2. Die Grundannahmen der Theorie von Moscovici
- sozialer Einfluß von Minderheiten in Gruppen
- historische Beobachtung, daß die Mehrzahl sozialer
und wissenschaftlicher Innovationen von Minderheiten ausgelöst wurden
selbst, wenn diese keine Macht- und Statusvorteile
hatten
- Minderheiten üben dann sozialen Einfluß
aus, wenn sie einen Konflikt mit der Majorität auslösen und der
dominanten Position
einen alternativen Standpunkt entgegensetzen
- konsistenter Verhaltensstil: unbeirrbares Beharren
auf dem alternativen Standpunkt, auch gegen sozialen Druck
- führt einen unlösbaren Konflikt und
damit soziale Instabilität herbei
- erweckt den Eindruck von Sicherheit und Überzeugtheit
- Moscovici nennt weitere potentiell bedeutungsvolle
Verhaltensstile: Engagement, Unabhängigkeit, Rigidität, Fairneß
- Konsistenz ist jedoch als Grundlage anzusehen
(andere Verhaltensstile nicht überprüft)
3. Forschung
- Umkehrung eines Experimentes von ASCH (Asch-Konformitätsparadigma):
- Vpn wird mit mehreren Mitarbeitern des Versuchsleiters
und deren übereinstimmend falschem oder ungewöhnlichen Urteil
über ein Objekt konfrontiert.
Ohne soziale Unterstützung seitens einer weiteren Vpn beugt sie sich
häufig der Mehrheits-
meinung
- Zwei Mitarbeiter des Versuchsleiters
repräsentieren die Minorität
- Majorität sind vier - hinsichtlich
des Versuches - naive Versuchspersonen
- im Sehtest wurde allen volle
Sehfähigkeit bescheinigt
- Vpn sollten nun die Farbe von
blauen
Dias benennen, die sich nur hinsichtlich ihrer Farbintensität unterschieden
- diese Aufgabe wurde von der Kontrollgruppe
(6 "naive" Vpn) fehlerfrei gelöst
- in der Experimentalgruppe bezeichneten
die MA des Versuchsleiters die Dias konsistent alsgrün
Ergebnis:
- 8,4% aller Antworten lauteten
grün
- 32% aller Versuchspersonen gaben
zumindest einmal an, grün
gesehen zu haben
- bei inkonsitenter Farbangabe
(mal blau, mal
grün)
war kein sozialer Einfluß feststellbar
Dieses Experiment wurde in einer Vielzahl von Folgeexperimenten unter den unterschiedlichsten Gesichtspunkten repliziert und immer wieder bestätigt:
1. Konsistente Minoritäten üben sozialen Einfluß
aus,
inkonsistentes Verhalten beeinträchtigt
Wahrnehmung und Verhalten der Majorität nicht
2. Konsistenten Minoritäten werden Sicherheit und
Überzeugung zuattribuiert
Es wurde in einigen Experimenten beobachtet, daß
konsistente Minoritäten häufig als kompetenter angesehen werden,
auch
wurde diesen Personen häufiger Führungsrollen
zugeteilt, vor allem, wenn diese ihrer Sicherheit nicht nur verbal, sondern
auch non-verbal (Sitzplatz am Kopfplatz eines Tisches) Ausdruck verliehen.

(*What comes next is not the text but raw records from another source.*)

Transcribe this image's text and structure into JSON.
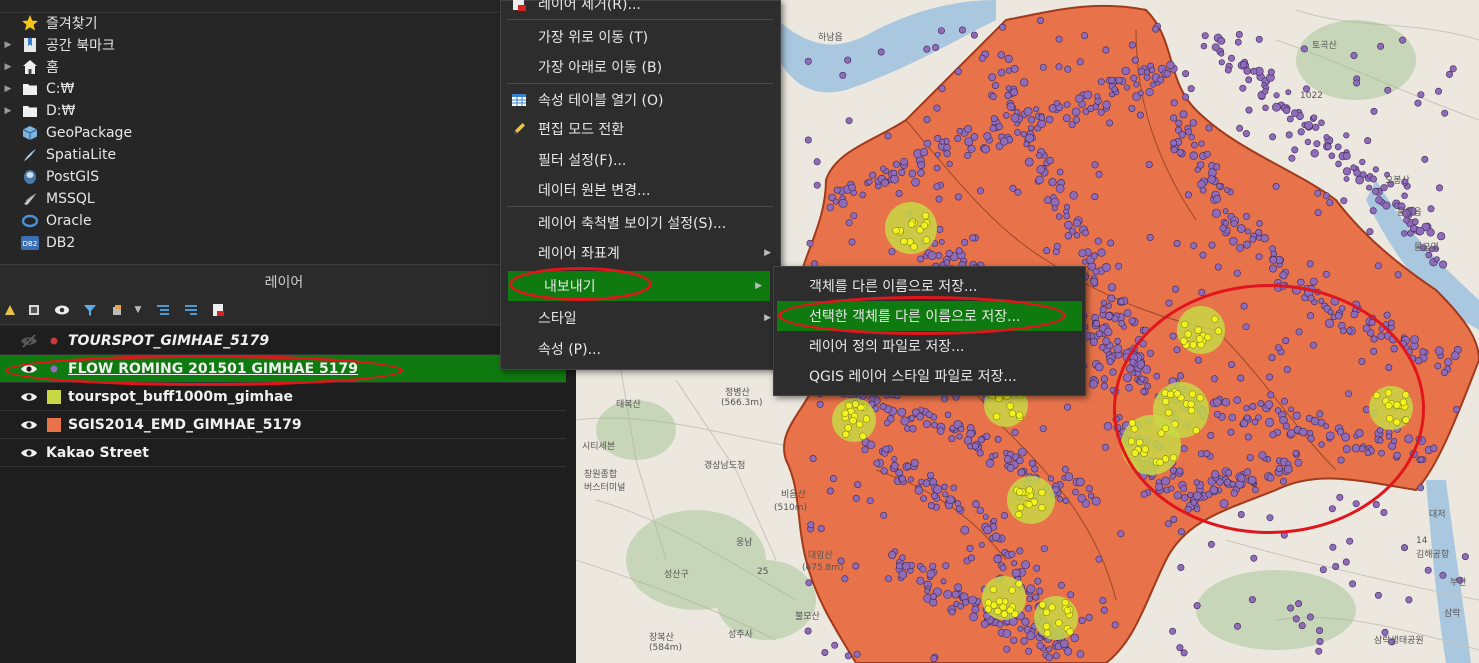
{
  "browser": {
    "items": [
      {
        "label": "즐겨찾기",
        "icon": "star-icon",
        "expandable": false
      },
      {
        "label": "공간 북마크",
        "icon": "bookmark-icon",
        "expandable": true
      },
      {
        "label": "홈",
        "icon": "home-icon",
        "expandable": true
      },
      {
        "label": "C:₩",
        "icon": "folder-icon",
        "expandable": true
      },
      {
        "label": "D:₩",
        "icon": "folder-icon",
        "expandable": true
      },
      {
        "label": "GeoPackage",
        "icon": "geopackage-icon",
        "expandable": false
      },
      {
        "label": "SpatiaLite",
        "icon": "spatialite-icon",
        "expandable": false
      },
      {
        "label": "PostGIS",
        "icon": "postgis-icon",
        "expandable": false
      },
      {
        "label": "MSSQL",
        "icon": "mssql-icon",
        "expandable": false
      },
      {
        "label": "Oracle",
        "icon": "oracle-icon",
        "expandable": false
      },
      {
        "label": "DB2",
        "icon": "db2-icon",
        "expandable": false
      }
    ]
  },
  "layers_panel": {
    "title": "레이어",
    "layers": [
      {
        "name": "TOURSPOT_GIMHAE_5179",
        "visible": false,
        "symbol_color": "#c9393b",
        "symbol": "point",
        "italic": true,
        "selected": false
      },
      {
        "name": "FLOW ROMING 201501 GIMHAE 5179",
        "visible": true,
        "symbol_color": "#8f6bb8",
        "symbol": "point",
        "italic": false,
        "selected": true
      },
      {
        "name": "tourspot_buff1000m_gimhae",
        "visible": true,
        "symbol_color": "#c8d845",
        "symbol": "fill",
        "italic": false,
        "selected": false
      },
      {
        "name": "SGIS2014_EMD_GIMHAE_5179",
        "visible": true,
        "symbol_color": "#e8734a",
        "symbol": "fill",
        "italic": false,
        "selected": false
      },
      {
        "name": "Kakao Street",
        "visible": true,
        "symbol_color": "",
        "symbol": "none",
        "italic": false,
        "selected": false
      }
    ]
  },
  "context_menu": {
    "items": [
      {
        "label": "레이어 제거(R)...",
        "icon": "remove-layer-icon",
        "submenu": false
      },
      {
        "label": "가장 위로 이동 (T)",
        "icon": "",
        "submenu": false
      },
      {
        "label": "가장 아래로 이동 (B)",
        "icon": "",
        "submenu": false
      },
      {
        "label": "속성 테이블 열기 (O)",
        "icon": "table-icon",
        "submenu": false
      },
      {
        "label": "편집 모드 전환",
        "icon": "pencil-icon",
        "submenu": false
      },
      {
        "label": "필터 설정(F)...",
        "icon": "",
        "submenu": false
      },
      {
        "label": "데이터 원본 변경...",
        "icon": "",
        "submenu": false
      },
      {
        "label": "레이어 축척별 보이기 설정(S)...",
        "icon": "",
        "submenu": false
      },
      {
        "label": "레이어 좌표계",
        "icon": "",
        "submenu": true
      },
      {
        "label": "내보내기",
        "icon": "",
        "submenu": true,
        "active": true
      },
      {
        "label": "스타일",
        "icon": "",
        "submenu": true
      },
      {
        "label": "속성 (P)...",
        "icon": "",
        "submenu": false
      }
    ]
  },
  "export_submenu": {
    "items": [
      {
        "label": "객체를 다른 이름으로 저장...",
        "active": false
      },
      {
        "label": "선택한 객체를 다른 이름으로 저장...",
        "active": true
      },
      {
        "label": "레이어 정의 파일로 저장...",
        "active": false
      },
      {
        "label": "QGIS 레이어 스타일 파일로 저장...",
        "active": false
      }
    ]
  },
  "map_labels": [
    {
      "text": "하남읍"
    },
    {
      "text": "토곡산"
    },
    {
      "text": "1022"
    },
    {
      "text": "오봉산"
    },
    {
      "text": "물금읍"
    },
    {
      "text": "물금역"
    },
    {
      "text": "정병산"
    },
    {
      "text": "(566.3m)"
    },
    {
      "text": "태복산"
    },
    {
      "text": "시티세븐"
    },
    {
      "text": "창원종합"
    },
    {
      "text": "버스터미널"
    },
    {
      "text": "경상남도청"
    },
    {
      "text": "비음산"
    },
    {
      "text": "(510m)"
    },
    {
      "text": "대암산"
    },
    {
      "text": "(675.8m)"
    },
    {
      "text": "웅남"
    },
    {
      "text": "성산구"
    },
    {
      "text": "25"
    },
    {
      "text": "불모산"
    },
    {
      "text": "장복산"
    },
    {
      "text": "(584m)"
    },
    {
      "text": "성주사"
    },
    {
      "text": "김해공항"
    },
    {
      "text": "삼락생태공원"
    },
    {
      "text": "14"
    },
    {
      "text": "58"
    },
    {
      "text": "부산"
    },
    {
      "text": "대저"
    },
    {
      "text": "삼락"
    }
  ],
  "colors": {
    "highlight": "#0f7a0f",
    "annotation": "#e0161c",
    "region_fill": "#e8734a",
    "point_fill": "#8f6bb8",
    "buffer_fill": "#f2f21e"
  }
}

ZEIT ist ein bedeutender Faktor, denn die wahrgenommene Sicherheit und Überzeugtheit muß lange unter Beweis gestellt werden. (spielt jedoch im Konformitätsprozess keine Rolle)

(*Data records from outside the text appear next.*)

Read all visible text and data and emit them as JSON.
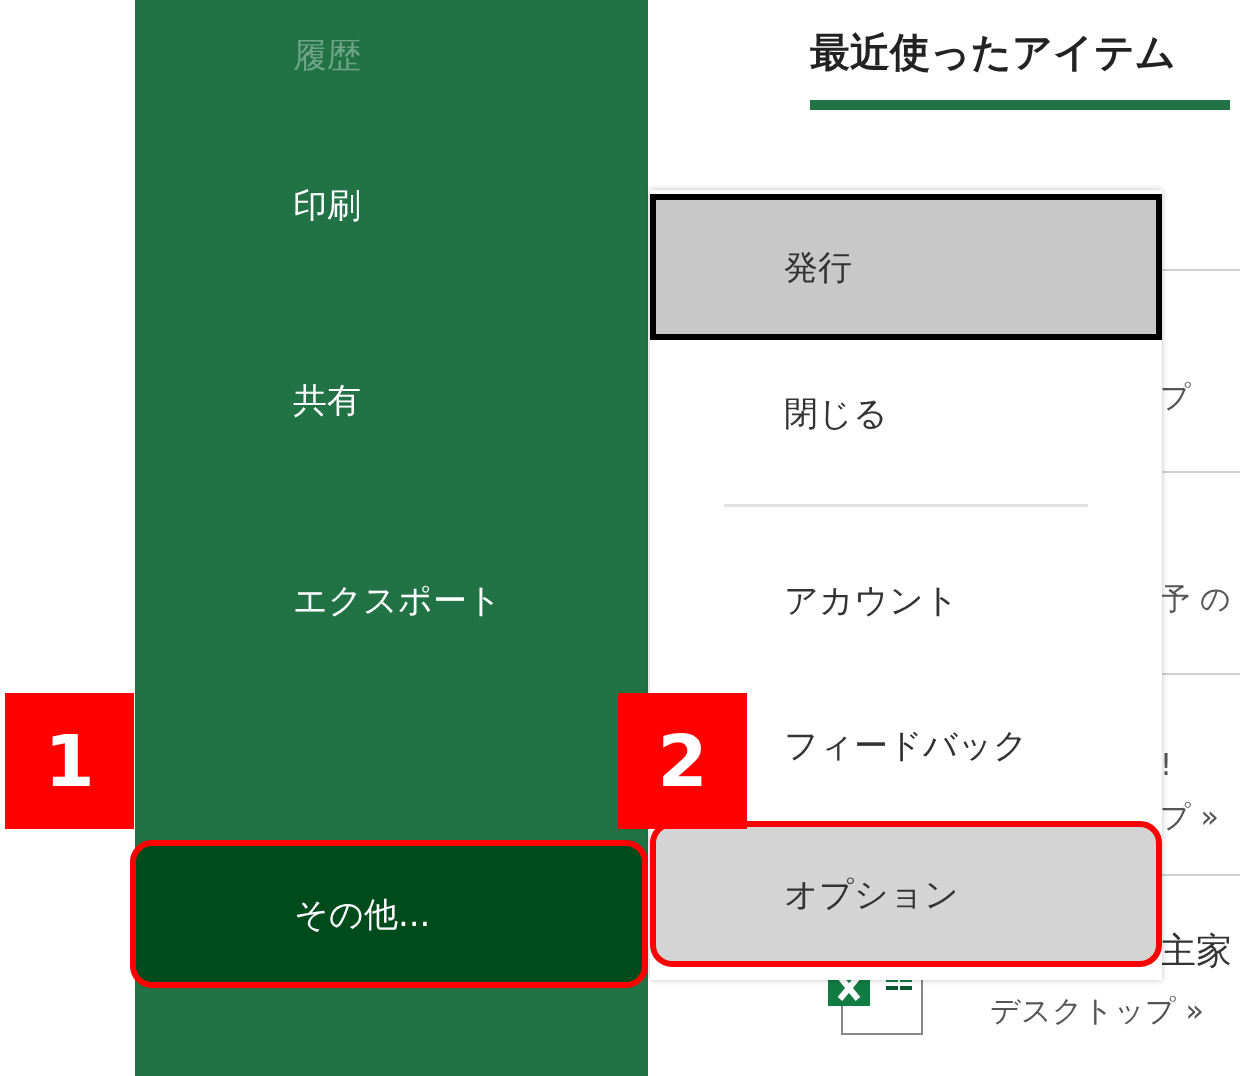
{
  "sidebar": {
    "items": [
      {
        "label": "履歴",
        "selected": false,
        "disabled": true,
        "annotated": false
      },
      {
        "label": "印刷",
        "selected": false,
        "disabled": false,
        "annotated": false
      },
      {
        "label": "共有",
        "selected": false,
        "disabled": false,
        "annotated": false
      },
      {
        "label": "エクスポート",
        "selected": false,
        "disabled": false,
        "annotated": false
      },
      {
        "label": "その他...",
        "selected": true,
        "disabled": false,
        "annotated": true
      }
    ]
  },
  "main": {
    "tab": {
      "label": "最近使ったアイテム",
      "selected": true
    },
    "recent_rows": [
      {
        "kind": "text",
        "lines": [
          "プ"
        ]
      },
      {
        "kind": "text",
        "lines": [
          "予 の"
        ]
      },
      {
        "kind": "text",
        "lines": [
          "!",
          "プ »"
        ]
      },
      {
        "kind": "excel",
        "lines": [
          "主家",
          "デスクトップ »"
        ]
      }
    ]
  },
  "more_menu": {
    "items": [
      {
        "kind": "item",
        "label": "発行",
        "highlighted": true,
        "focused": true,
        "annotated": false
      },
      {
        "kind": "item",
        "label": "閉じる",
        "highlighted": false,
        "focused": false,
        "annotated": false
      },
      {
        "kind": "divider"
      },
      {
        "kind": "item",
        "label": "アカウント",
        "highlighted": false,
        "focused": false,
        "annotated": false
      },
      {
        "kind": "item",
        "label": "フィードバック",
        "highlighted": false,
        "focused": false,
        "annotated": false
      },
      {
        "kind": "item",
        "label": "オプション",
        "highlighted": true,
        "focused": false,
        "annotated": true
      }
    ]
  },
  "annotations": [
    {
      "label": "1"
    },
    {
      "label": "2"
    }
  ]
}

- ist ein Mitglied der Minorität isoliert, wird ihm
mehr Sicherheit und Überzeugung, aber weniger Kompetenz zugeschrieben,
als einer Minorität aus mehreren Personen
- Minorität hat keine Sympathie, sondern wird abgelehnt
und sogar bedroht
- besonders
- wenn Minorität Einzelindividuum
- bei rigidem Verhandlungsstil
- bei weiterer Enfernung von der Majoritätsmeinung
- wenn es nicht gelingt, zumindest eines der Majoritätsmitglieder
zu einer Teilzustimmung zu bewegen
3. Weitere Variablen im Beeinflussungsprozess durch
Minoritäten
3.1. Rigidität
- ursprünglich (im 1.Exp. v. Moscovici 1969)

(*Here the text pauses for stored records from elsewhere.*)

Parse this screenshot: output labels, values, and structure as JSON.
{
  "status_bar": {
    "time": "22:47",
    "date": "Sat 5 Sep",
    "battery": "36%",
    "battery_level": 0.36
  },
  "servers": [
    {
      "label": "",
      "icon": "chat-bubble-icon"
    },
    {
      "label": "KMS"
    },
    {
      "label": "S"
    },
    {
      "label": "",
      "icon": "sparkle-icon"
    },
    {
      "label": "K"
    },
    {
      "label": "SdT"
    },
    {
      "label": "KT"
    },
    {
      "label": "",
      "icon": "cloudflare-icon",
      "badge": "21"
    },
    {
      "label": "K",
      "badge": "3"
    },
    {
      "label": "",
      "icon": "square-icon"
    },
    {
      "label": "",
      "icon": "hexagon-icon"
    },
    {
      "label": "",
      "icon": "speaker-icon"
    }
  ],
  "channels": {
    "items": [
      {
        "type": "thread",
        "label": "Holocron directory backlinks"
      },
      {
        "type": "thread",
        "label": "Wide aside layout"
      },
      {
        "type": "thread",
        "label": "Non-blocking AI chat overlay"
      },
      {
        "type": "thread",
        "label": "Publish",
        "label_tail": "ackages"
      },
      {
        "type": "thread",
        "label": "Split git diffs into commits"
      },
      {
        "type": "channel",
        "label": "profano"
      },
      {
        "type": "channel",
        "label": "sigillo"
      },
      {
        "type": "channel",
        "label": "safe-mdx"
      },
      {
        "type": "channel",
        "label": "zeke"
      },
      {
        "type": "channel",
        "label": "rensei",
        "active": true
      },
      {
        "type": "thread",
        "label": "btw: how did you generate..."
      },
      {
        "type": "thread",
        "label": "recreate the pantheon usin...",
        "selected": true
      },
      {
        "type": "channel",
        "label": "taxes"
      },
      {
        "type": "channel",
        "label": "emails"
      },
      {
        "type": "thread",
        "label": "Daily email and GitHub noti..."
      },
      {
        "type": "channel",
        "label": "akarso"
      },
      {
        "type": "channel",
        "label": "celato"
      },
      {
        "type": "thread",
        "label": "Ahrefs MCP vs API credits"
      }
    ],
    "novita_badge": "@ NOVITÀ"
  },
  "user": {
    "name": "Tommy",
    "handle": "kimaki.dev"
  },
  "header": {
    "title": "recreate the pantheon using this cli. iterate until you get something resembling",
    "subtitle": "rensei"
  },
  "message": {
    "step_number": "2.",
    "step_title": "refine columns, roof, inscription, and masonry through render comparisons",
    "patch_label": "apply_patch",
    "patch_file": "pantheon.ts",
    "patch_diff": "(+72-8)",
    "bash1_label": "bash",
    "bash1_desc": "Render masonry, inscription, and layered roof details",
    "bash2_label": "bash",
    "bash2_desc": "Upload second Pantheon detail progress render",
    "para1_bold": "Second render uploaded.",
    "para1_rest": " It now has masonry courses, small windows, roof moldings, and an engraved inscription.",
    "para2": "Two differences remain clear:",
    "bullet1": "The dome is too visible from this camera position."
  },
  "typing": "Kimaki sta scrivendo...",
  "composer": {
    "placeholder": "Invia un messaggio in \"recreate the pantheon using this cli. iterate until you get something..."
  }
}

wurde Konsistenz als rigide Wiederholung derselben Antwort operationalisiert
- Effizienz steigt, wenn der Standpunkt weniger dogmatisch,
dafür mehr flexibel vertreten wird, ohne jedoch die logische
Konsequenz aufzugeben
- Konzeptionelle Unterscheidung zwischen Verhaltensstil
und Verhandlungsstil
- Verhaltensstil bezieht sich auf die logische
Konsequenz der Position
- Verhandlungsstil beschreibt die Flexibilität
oder Rigidität der Positionsverteidigung
Dabei ist konsistent-flexibler Verhandlungsstil zwar häufig,
jedoch nicht immer effektiver.
3.2. Normativer Kontext
- Minoritäten waren/sind dann besonders erfolgreich,
wenn
- Originalität und Kreativität mehr
erwünscht war/ist, als Objektivität
- Normtrend und Zeitgeist bereits in die Richtung
der Minoritätenstandpunkte weisen
3.3. Generalisierung auf soziale Minoritäten
- soziale Minoritäten (Gastarbeiter, Homosexuelle,
Sektenmitglieder) haben weniger Einfluß als Meinungsminoritäten
- in Diskussionen wird sozialen Minoritäten
Eigeninteresse zugeschrieben, was das Gewicht der Argumente reduziert
- weitere Generalisierung aufgrund der bislang nur auf
Kleingruppen beschränkte, jedoch nicht auf natürliche Gruppen
ausgeweitete Untersuchungen nicht möglich
- ungeklärt ist auch, inwieweit Wahrnehmungsprozesse
und Informationsverarbeitung in der wirklichen sozialen Interaktion
der Minorität durch Schemata mitbestimmt
werden, die durch Massenmedien oder Vorerfahrung determiniert werden
- Inter- und intrapsychische Prozesse sind noch weitestgehend
unerforscht
- Moscovocis Theorie macht explizite Aussagen
über vermittelte Attributionsprozesse
3.4.Vergleichsstudien
- öffentliche Zustimmung zu einer Minderheit führt
zu privaten, internalisierten Einstellungsänderungen
- im Konformitätsparadigma (Asch) wurde nur eine
oberflächliche Anpassung an die Majoritätsmeinung beobachtet,
ohne
daß private Einstellungen betroffen wurden.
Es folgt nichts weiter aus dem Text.